Haiti's national police have ordered Port-au-Prince's flamboyant mayor to surrender his security guards' assault weapons.
"Nowhere in the constitution does it stipulate that mayors are responsible for public order," said police spokesman Felder Jean-Baptiste.The ultimatum to Mayor Emmanuel Charlemagne came in a letter signed by Undersecretary for Public Security Robert Manuel, giving a deadline of Friday night, the private Radio Quisqueya reported.
Haiti's 6,000-member national police is the only force authorized to carry heavy arms since it replaced the discredited army in 1995. Private security guards, such as the mayor's, are allowed only shotguns.
Charlemagne, whose dozens of guards are armed with automatic rifles, including M-16s, is refusing to comply.
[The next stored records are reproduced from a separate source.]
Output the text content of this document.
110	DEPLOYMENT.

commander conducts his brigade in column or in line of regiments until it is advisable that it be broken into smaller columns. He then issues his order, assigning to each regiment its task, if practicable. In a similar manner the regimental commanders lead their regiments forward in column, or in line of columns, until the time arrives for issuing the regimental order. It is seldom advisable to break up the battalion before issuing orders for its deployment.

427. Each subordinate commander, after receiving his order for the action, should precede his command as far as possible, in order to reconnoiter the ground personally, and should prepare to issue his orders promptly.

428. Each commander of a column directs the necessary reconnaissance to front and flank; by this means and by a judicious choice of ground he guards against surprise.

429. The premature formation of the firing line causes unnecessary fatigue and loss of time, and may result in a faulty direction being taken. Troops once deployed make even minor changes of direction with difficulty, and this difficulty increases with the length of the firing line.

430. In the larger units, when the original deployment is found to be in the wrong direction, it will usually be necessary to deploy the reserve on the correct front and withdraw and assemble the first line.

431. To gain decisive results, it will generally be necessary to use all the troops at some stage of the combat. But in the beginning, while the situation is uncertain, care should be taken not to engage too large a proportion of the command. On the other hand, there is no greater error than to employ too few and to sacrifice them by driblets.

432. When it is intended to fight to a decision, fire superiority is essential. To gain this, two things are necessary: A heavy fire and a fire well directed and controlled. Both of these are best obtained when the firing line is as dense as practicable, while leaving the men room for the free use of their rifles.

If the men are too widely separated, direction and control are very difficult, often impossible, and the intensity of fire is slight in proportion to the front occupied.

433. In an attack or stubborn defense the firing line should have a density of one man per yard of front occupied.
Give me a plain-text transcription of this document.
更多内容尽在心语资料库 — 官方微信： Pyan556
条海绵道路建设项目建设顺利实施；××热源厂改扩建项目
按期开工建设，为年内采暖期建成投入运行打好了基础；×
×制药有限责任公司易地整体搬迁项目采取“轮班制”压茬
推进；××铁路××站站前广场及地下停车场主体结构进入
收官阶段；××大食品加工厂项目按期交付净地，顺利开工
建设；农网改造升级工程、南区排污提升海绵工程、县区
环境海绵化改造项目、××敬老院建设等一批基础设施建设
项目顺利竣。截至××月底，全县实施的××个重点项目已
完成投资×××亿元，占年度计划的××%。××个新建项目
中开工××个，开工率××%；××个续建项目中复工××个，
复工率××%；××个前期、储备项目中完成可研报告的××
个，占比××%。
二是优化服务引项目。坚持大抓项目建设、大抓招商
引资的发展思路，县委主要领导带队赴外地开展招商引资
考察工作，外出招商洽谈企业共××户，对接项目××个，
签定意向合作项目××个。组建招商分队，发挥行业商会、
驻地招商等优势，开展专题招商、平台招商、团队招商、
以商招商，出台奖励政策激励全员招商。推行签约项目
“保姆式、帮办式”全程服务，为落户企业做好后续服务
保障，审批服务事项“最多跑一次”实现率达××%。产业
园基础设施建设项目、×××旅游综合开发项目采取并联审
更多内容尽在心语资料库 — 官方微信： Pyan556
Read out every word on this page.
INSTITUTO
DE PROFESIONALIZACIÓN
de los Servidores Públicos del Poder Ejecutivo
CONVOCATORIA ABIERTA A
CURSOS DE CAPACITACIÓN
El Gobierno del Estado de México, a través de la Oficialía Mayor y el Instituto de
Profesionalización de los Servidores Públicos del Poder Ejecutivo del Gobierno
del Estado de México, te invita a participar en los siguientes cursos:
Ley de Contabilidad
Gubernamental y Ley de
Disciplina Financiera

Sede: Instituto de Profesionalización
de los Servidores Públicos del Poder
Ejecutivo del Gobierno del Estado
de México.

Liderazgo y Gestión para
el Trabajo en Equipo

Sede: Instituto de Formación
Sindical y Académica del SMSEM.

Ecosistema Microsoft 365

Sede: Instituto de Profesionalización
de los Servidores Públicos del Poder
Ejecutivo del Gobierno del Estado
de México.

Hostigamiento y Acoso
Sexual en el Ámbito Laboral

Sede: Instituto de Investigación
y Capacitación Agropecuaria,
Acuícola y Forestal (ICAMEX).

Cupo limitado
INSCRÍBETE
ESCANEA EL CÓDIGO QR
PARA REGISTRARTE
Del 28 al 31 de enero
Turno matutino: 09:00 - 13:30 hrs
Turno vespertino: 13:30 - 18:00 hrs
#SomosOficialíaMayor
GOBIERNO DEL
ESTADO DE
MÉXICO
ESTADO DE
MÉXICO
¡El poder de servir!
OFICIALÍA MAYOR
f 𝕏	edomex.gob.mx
"I will allow no one to confiscate my weapons," he said Thursday on Radio Quisqueya.
The mayor, whose popularity as a radical folk-song singer led to his election in 1995, indicated he would be dead without such protection and said he was "at the top of a hit list."
Charlemagne also said that other political leaders, including former President Jean-Bertrand Aristide, were not being harassed about their supposed stashes of heavy weaponry.
The police also ordered the mayors of suburban Delmas and Croix-des-Bouquet to surrender their heavy weapons.
A former Aristide ally, Charlemagne opposed the 1994 U.S. intervention that restored him to power after three years of military rule.
But the two have fallen out since the mayor denounced corruption practiced by close associates of Aristide and President Rene Preval, who succeeded Aristide in February 1996.
Charlemagne's own security guards were widely criticized last year for their strong-arm methods of driving unlicensed vendors and auto mechanics off the streets.
Haiti's police may be acting to ward off violence at this month's carnival. Charlemagne has said he will not provide security at the festivities, as he did last year, because of lack of federal funding.